Re: Learning to Create Tiny DJVU files
Many of the books are half the size once converted with the process outlined here (minidjvu for the black-and-white portions, c44 for any background images at 1/4th size, manually mashed together with djvumake and scripts). I have even seen some that are 1/8th the size of the PDF. Then some are about the same size, and two or three books have been slightly larger. I can't predict which outcome I'll get before the conversion, as there doesn't appear to be any rhyme of reason to it.

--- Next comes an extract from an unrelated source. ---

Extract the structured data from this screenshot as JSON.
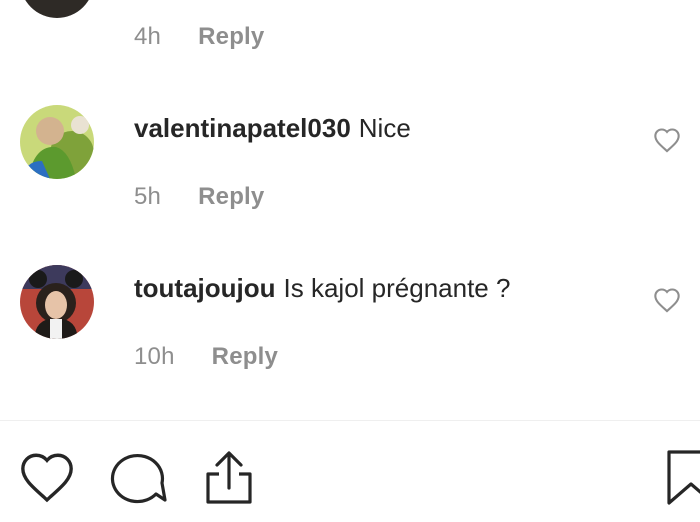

I have to imagine that sometimes ClearScan builds up lots of redundant font images, which djvu/Jb2 manages to share between pages.
Example: Plato's republic, 397 pages, all black and white except the cover image.
- PDF: 14MB ClearScan
- DJVU with OCR: 6MB
- DJVU without OCR: 4MB
- PDF: 19MB ClearScan
- DJVU with OCR: 11MB
- DJVU without OCR: 8MB
I've generally been dropping the OCR data in the conversion, because when I look at it... it's not that great. ClearScan OCR has tons of mistakes in it, and I don't search in my PDFs that often in the first place. For large books it will save 2 or 3 megabytes to leave it out, so I've been doing that. In the numbers above I gave the with-OCR sizes to make the comparison to the OCR'ed PDFs fair.
[EDIT: I should say all the ClearScan files were created with Acrobat X, and saved as "Reduced Size PDF" afterward. Don't know if Acrobat XI does a better job or not.]